1. Entitlement to avail Modvat credit under Rule 57Q for manufacturers under the Compounded Levy Scheme (CL Scheme).
2. Applicability of the second proviso to Rule 96ZI(1) and its prospective or retrospective effect.
3. Time-bar for demand of duty under Rule 96ZL.
4. Validity of adjudicatory proceedings under Rule 96ZL post its repeal.

Detailed Analysis:

1. Entitlement to Avail Modvat Credit under Rule 57Q:

The appellants, engaged in the manufacture of embroidered fabrics using vertical automatic shuttle type machines, were paying duty under the CL Scheme of Section E-IX of Chapter V of the Central Excise Rules, 1944. The department alleged that the appellants had wrongly availed Modvat credit on capital goods under Rule 57Q and utilized this credit for duty payment on their final products. The central issue was whether manufacturers under the CL Scheme could legitimately avail Modvat credit on capital goods prior to the amendment of Rule 96ZI on 2-6-1998.

The appellants argued that Rule 57Q did not differentiate between manufacturers under the CL Scheme and those under the Self-Removal Procedure (SRP). They contended that the second proviso added to Rule 96ZI(1) by Notification No. 15/98-C.E. (N.T.) on 2-6-98 had only prospective effect, making their prior credit availing legitimate.

2. Applicability of the Second Proviso to Rule 96ZI(1):

The department maintained that the second proviso to Rule 96ZI(1) was clarificatory and not merely prospective. The Tribunal noted that the special provisions of Section E-IX of Chapter V, including Rule 96ZI, applied to embroidery manufacturers in substitution of general provisions, including Modvat rules. The Tribunal concluded that the special procedure under Rule 96ZI excluded the applicability of Modvat provisions, and the second proviso added on 2-6-98 was merely clarificatory of this existing legal position.

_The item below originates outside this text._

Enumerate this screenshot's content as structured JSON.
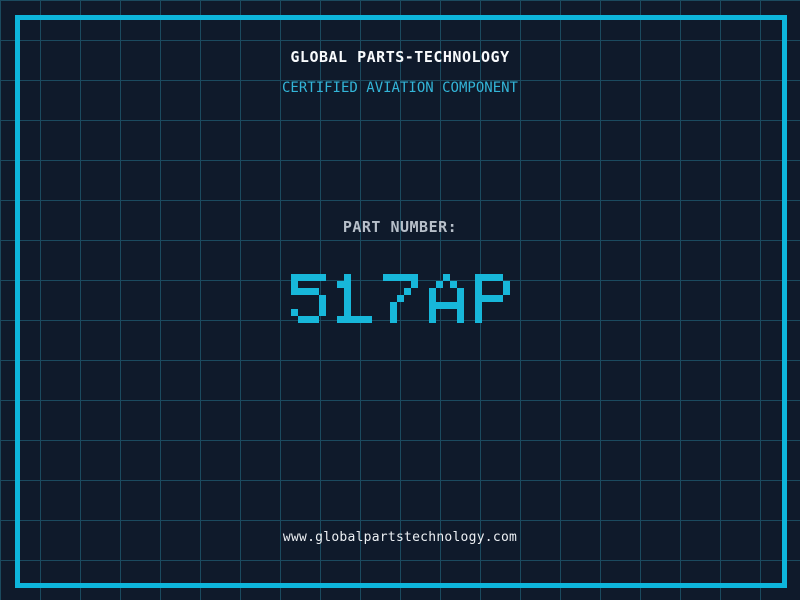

3. Time-bar for Demand of Duty under Rule 96ZL:

The appellants argued that the demand of duty was time-barred, citing the Supreme Court's ruling in Govt. of India v. Citedal Fine Pharmaceuticals, which held that in the absence of a prescribed period of limitation, demands must be raised within a reasonable period. The Tribunal found that the department took over 15 months to raise the demand for the period 30-9-95 to 30-11-97, which was not reasonable. The Tribunal held that the delay was due to departmental laches and that the demand was time-barred.

4. Validity of Adjudicatory Proceedings under Rule 96ZL Post Repeal:

The appellants contended that the proceedings under Rule 96ZL lapsed upon its repeal on 12-5-2000. However, the Tribunal noted that Section 132 of the Finance Act, 2001, saved all proceedings taken under the repealed rules, rendering the appellants' argument invalid.

Conclusion:

The Tribunal held that the appellants were not entitled to avail and utilize Modvat credit under Rule 57Q during the period 30-9-95 to 30-11-97 for payment of duty on embroidery at compounded rates. However, the demand raised under Rule 96ZL was barred by limitation due to unreasonable delay. Consequently, the penalty imposed on the appellants was also unsustainable. The order of the Commissioner was set aside, and the appeal was allowed.